Jetzt ist der Staatsanwalt an der Reihe. Noch einmal legt er die Indizienkette dar, die mich mit den Morden und Tatorten in Verbindung bringt. Mir ist übel, so unwohl, als hätte ich einen Kater und würde mit verbundenen Augen sehr schnell über eine Straße voller Serpentinen gefahren.
Auf mich wirkt der Richter bei jedem Punkt, der vorgetragen wird, überzeugter.
Ich bin erledigt. Ich bin Per Liland und Fredrik Fasting Torgersen, die beiden berühmten zu Unrecht zu lebenslänglich Verurteilten, ich bin Harrison Ford in Auf der Flucht.
Dann ist endlich Christian an der Reihe. Er ist das ganze Jahr über braun gebrannt. Sehnig und schlank. Er lebt gesund, abgesehen von dem abendlichen Glas Wein mit Jenny auf der Terrasse oder im Wintergarten.

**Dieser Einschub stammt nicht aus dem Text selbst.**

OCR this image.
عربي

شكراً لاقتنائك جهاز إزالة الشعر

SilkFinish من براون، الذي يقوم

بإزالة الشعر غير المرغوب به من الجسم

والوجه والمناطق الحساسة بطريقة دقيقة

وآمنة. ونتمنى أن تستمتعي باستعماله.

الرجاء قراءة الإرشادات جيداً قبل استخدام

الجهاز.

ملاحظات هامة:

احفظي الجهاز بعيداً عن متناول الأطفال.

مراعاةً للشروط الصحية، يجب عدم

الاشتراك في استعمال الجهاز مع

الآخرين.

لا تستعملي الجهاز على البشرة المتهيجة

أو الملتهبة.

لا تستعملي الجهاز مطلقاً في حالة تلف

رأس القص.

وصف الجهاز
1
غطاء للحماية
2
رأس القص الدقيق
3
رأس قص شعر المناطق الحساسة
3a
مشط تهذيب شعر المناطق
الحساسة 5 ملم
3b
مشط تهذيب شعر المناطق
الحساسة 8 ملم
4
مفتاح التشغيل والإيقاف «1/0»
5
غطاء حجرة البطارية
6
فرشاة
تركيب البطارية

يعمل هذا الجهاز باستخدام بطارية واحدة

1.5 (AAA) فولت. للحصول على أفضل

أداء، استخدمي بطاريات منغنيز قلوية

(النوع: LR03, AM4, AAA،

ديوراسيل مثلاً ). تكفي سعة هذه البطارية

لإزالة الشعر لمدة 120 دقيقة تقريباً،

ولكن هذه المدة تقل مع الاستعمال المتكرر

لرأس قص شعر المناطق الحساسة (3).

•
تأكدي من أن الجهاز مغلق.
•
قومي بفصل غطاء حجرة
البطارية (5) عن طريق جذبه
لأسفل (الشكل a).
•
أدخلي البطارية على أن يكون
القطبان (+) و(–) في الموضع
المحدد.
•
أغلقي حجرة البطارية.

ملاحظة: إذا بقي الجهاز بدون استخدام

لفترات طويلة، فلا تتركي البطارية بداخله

Er lässt sich alle Zeit der Welt.
»Wir Menschen sind so gemacht, dass unser Gehirn, sobald wir einen Schluss gezogen haben, nur noch nach Ursachen sucht, die diesen Schluss unterstützen, unabhängig davon, ob dieser eigentlich zutrifft oder nicht«, beginnt er.
»Der Begriff Bestätigungsfalle ist bei den Verteidigern unseres Landes bekannt. Normalerweise würde ich ihn nicht zu einem derart frühen Zeitpunkt eines Prozesses anführen, doch in diesem Fall ist es schon auffällig, dass dieses Phänomen bereits während der Ermittlungsarbeit gegriffen und zu einer sehr einseitigen Ausrichtung geführt hat. Es wurde nur noch nach Bestätigungen für die einmal gefasste Meinung gesucht. Während der Ermittlungsarbeit hat es einige gravierende Fehler gegeben. Unter anderem forderte die Polizei meinen Mandanten auf, den Gebetsraum zu betreten und das Opfer zu identifizieren, bevor der Tatort von den Kriminaltechnikern freigegeben war, ein eklatanter fachlicher Fehler. Aber damit wollen wir uns nicht aufhalten. Es gibt noch genügend andere Punkte.«
Die Anwesenden atmen fast unhörbar überrascht ein.
»Die Polizei hält den Verhafteten also für schuldig. Sie hat eine Indizienkette vorgelegt. Was eigentlich sagt diese aus? Zunächst, dass der Verhaftete gegenüber Kindesmisshandlern Hass und Verachtung empfindet, das ist nachgewiesen durch eine Mail vom 16. Mai 2018. Wollten wir sämtliche Norweger verhaften, die diese Meinung teilen, so würde in unseren Gefängnissen rasch einiges Gedränge herrschen …«
»Bitte bleiben Sie bei der Sache«, mahnt der Richter.
»Verzeihen Sie, Herr Richter. Des Weiteren führt die Anklage aus, Haavard Fougner habe seine Aussage bezüglich seines Aufenthaltsortes zu beiden Tatzeitpunkten korrigiert. Das wirkt in der Tat scheinbar auffällig, jedoch nur, solange man nicht bedenkt, dass private Umstände der Grund dafür waren. Zu außerehelichen Beziehungen kann man stehen, wie man will, aber Gott bewahre, ich will doch meinen, dass ich nicht nur für mich spreche, wenn ich sage, dass diese Meinungen rechtlich nicht relevant sind.«
Christian dreht eine Runde im Gerichtssaal. Sein Talar weht.
»Nun zur Waffe. Von Sabiya Rana erfährt Fougner, dass sie eine Schusswaffe besitzt und im gemeinsamen Büro verwahrt. Hätte er das melden sollen? Ja! Im Lichte der heutigen Kenntnisse jedenfalls. Er tat es aber nicht, und zwar aus demselben Grund, aus dem er von seinem Verhältnis mit der Rana nichts berichtete – wegen seiner ausgeprägten Loyalität. Macht das Wissen um diese Schusswaffe ihn zum Mörder? Nein und nochmals nein. Es liegt nicht der geringste technische Beweis vor. Seine DNS ist an keinem der beiden Tatorte nachgewiesen worden, ebenso wenig an der Tatwaffe, die schließlich nicht vorliegt. Es bleibt nur der Schluss, dass er mit großer Wahrscheinlichkeit nicht für diese Taten verurteilt werden wird. Ich erinnere daran, dass die Vorschriften für Untersuchungshaft explizit verlangen, die Wahrscheinlichkeit, dass der Betreffende am Ende verurteilt wird, müsse deutlich größer sein als das Gegenteil.«
Der alte Fuchs atmet tief durch.
Ich fühle mich erleichtert, bin aber alles andere als sicher, dass das schon genügt hat.